Одновременно со столь пышными похвалами деятельность Ростопчина вызвала в современниках самое негодующее осуждение. После своей отставки Ростопчин не был в силах оставаться в Москве: так явственно чувствовал он тяжесть скопившейся по отношению к его личности общественной злобы. Конечно, немалую роль в этой злобе играли мотивы личной корысти. Вернувшись после ухода французов на старые пепелища, москвичи принялись подсчитывать только что понесенные материальные потери. Итоги этого подсчета, естественно, вызывали в них горькие сетования на судьбу, а человек так уж устроен, что ему всегда служит некоторым утешением возможность выражать свои сетования на судьбу в форме личных обвинений против определенного виновника своих несчастий. Этой особенности человеческой психологии Ростопчин, несомненно, был обязан многими нападками на него со стороны перенесших французский погром москвичей в таких случаях, в которых всего справедливее было бы винить общий ход событий. Недаром Ростопчин в 1815 г. записал в своем путевом дневнике, между прочим, такие строки: «Соловья я никогда не любил; мне кажется, что я слышу московскую барыню, которая стонет, плачет и просит, чтоб ей возвратили ее вещи, пропавшие во время разгрома Москвы в 1812 году. Филомелы[170]
мифологии воспевали свои страдания, свою тоску и любовь. Филомелы Москвы стонут, чтобы излить свою желчь и свою хандру»[171].Но существовал и другой источник суровых осуждений деятельности Ростопчина. Против него вопили не только те, кто в эпоху великих национальных событий не мог забыть о собственных разбитых горшках; его судили и на него негодовали также и с точки зрения широкого политического понимания и возмущенного нравственного чувства. Характернейший образчик такого отношения к Ростопчину находим в письмах М. А. Волковой[172]

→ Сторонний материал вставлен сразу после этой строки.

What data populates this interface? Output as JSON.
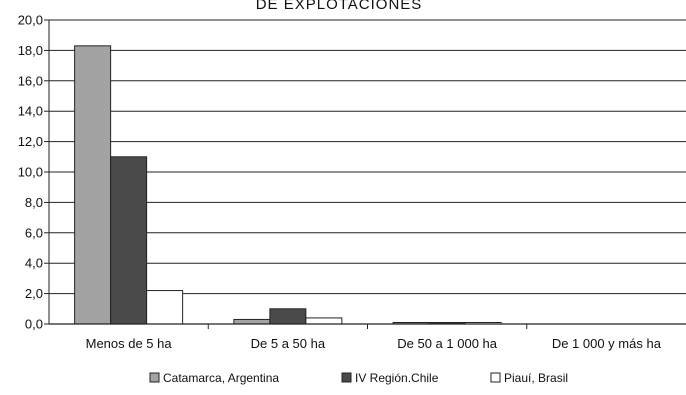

, которая близко знала Ростопчина и его семейство, и в период московского генерал-губернаторствования Ростопчина всегда была готова отдать ему полную справедливость, как предприимчивому и распорядительному градоправителю. Были моменты, когда Волкова в своих письмах брала Ростопчина под защиту от сыпавшихся на него упреков, и эта же самая женщина писала в декабре 1812 г. после того, как ей пришлось ознакомиться с деятельностью Ростопчина во всех подробностях: «Я решительно отказываюсь от моих похвал Ростопчину», — и далее: «Я теперь ненавижу Ростопчина и имею на то причины[173]. В этом случае Волкова выражала чувства очень широких и разнообразных кругов русского общества.Итак, либо — второй князь Пожарский и благодетельный посланник небес, либо — чудовище, достойное ненависти и презрения. Таков язык отзывов о Ростопчине, исходящих от его современников; восторг и негодование, только не хладнокровная оценка, допускающая средние, примиряющие суждения. Те же две струи, одинаково отмеченные страстным возбуждением, хотя и противоположного характера, проходят через все писания о Ростопчине, составленные во времена, более или менее близкие к эпохе его жизни и деятельности. Кости Ростопчина давно уже покоились в могиле, а люди, о нем вспоминавшие, по-прежнему не могли писать о нем иначе, как в тоне обостренной полемики: за гробом, как и при жизни, Ростопчину было суждено непрерывно возжигать около своего имени запальчивую борьбу. Из панегириков и филиппик состоит почти вся посвященная ему литература. В качестве наиболее характерных образчиков того и другого можно указать, с одной стороны, на биографию Ростопчина, написанную Сегюром[174]
, родственником Ростопчина[175], с другой стороны — на мемуары актера Домерга[176], лично пострадавшего от действий Ростопчина в 1812 г.[177] В изображении Сегюра Ростопчин — рыцарь без страха и упрека, образец всех возвышенных нравственных доблестей и глубокой государственной мудрости. По изображению Домерга — нет того резкого эпитета, который не следовало бы применить к характеристике пороков и преступлений ненавистного графа.